This issue is manifested as errors reported by the /usr/bin/qsctrl utility
similar to the following:
# qsctrl
qsctrl: failed to initialise module QR0N03: no such module (-7)
...
In the previous example, the switch_modules table in the qsnet database is
populated with QR0N03 even though the QR0N03 module is not physically present.
This problem has been reported to Quadrics, Ltd.

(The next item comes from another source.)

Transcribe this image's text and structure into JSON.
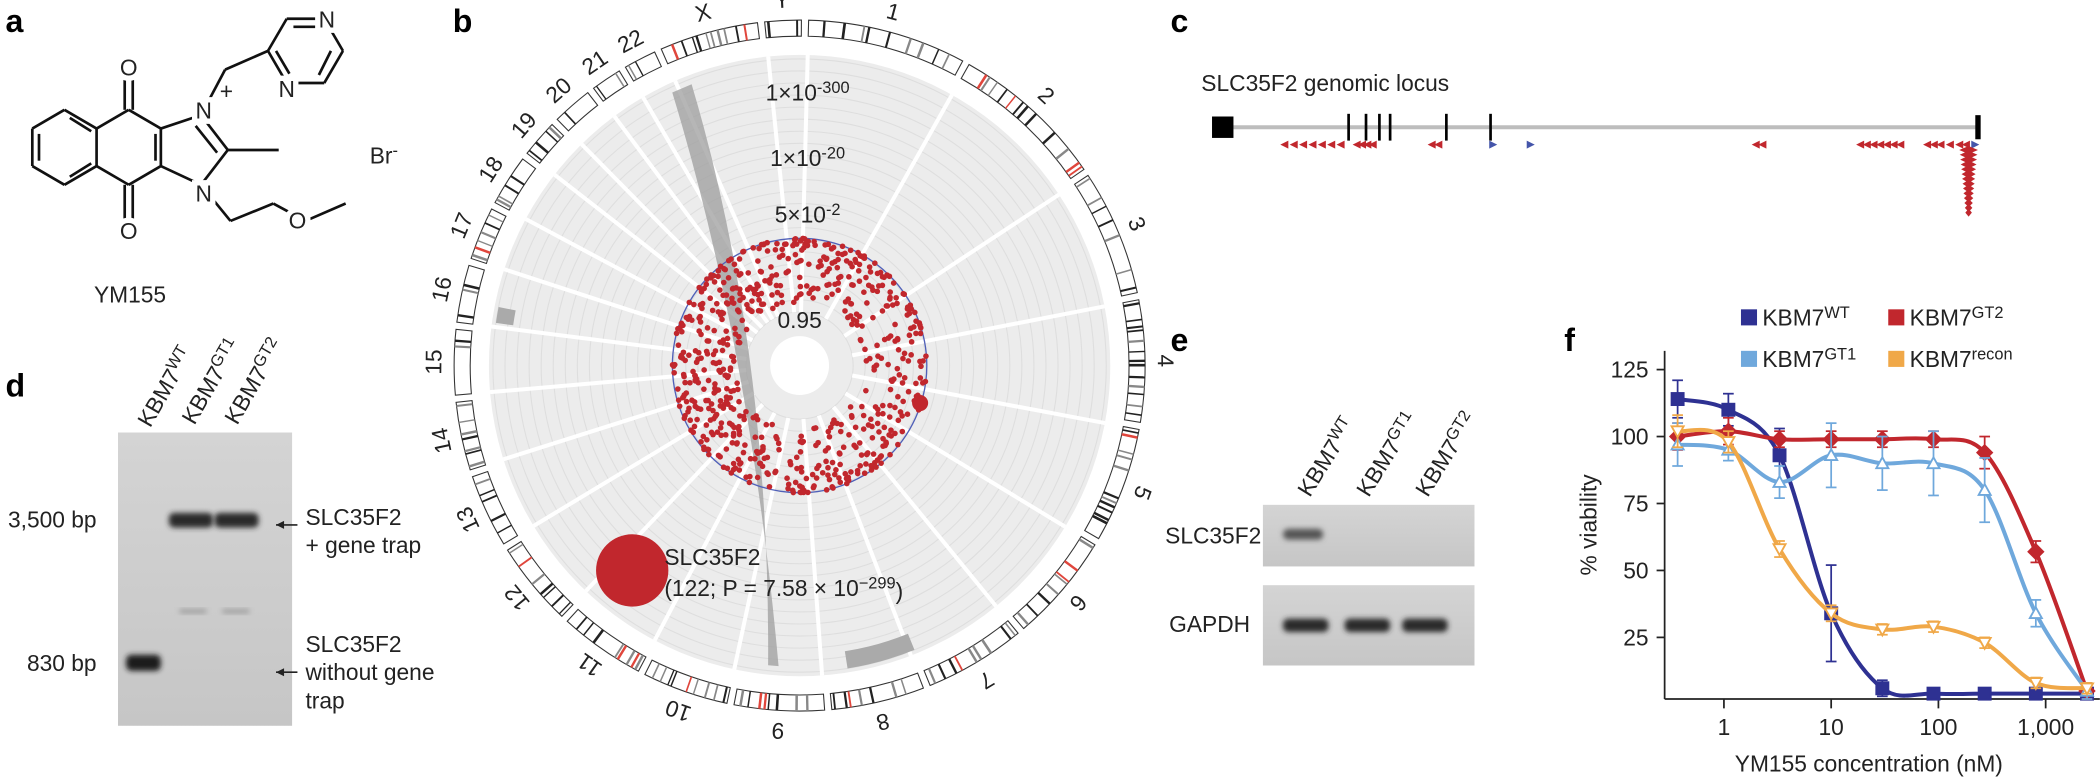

To work around this problem, delete the QR0N03 entry (and any other nonexistent
switch entries) from the switch_modules table, and restart the swmlogger
service:
# mysql -u root -p qsnet
mysql> delete from switch_modules where name="QR0N03";
mysql>quit
# service swm restart
In addition to the previous problem, the IP address of a switch module may be
incorrectly populated in the switch_modules table, and you might see the
following message:
# qsctrl
qsctrl: failed to parse module name 172.20.66.2
...
Resolve this issue by deleting the IP address from the switch_modules table
and restarting the swmlogger service:
# mysql -u root -p qsnet
mysql> delete from switch_modules where name="172.20.66.2";
mysql>quit
# service swm restart
_________________________ Note _________________________
You must repeat the previous procedure if you rerun the
cluster_config utility because the qsnet database is recreated
during a cluster_config operation.
Interconnect Notes 12-3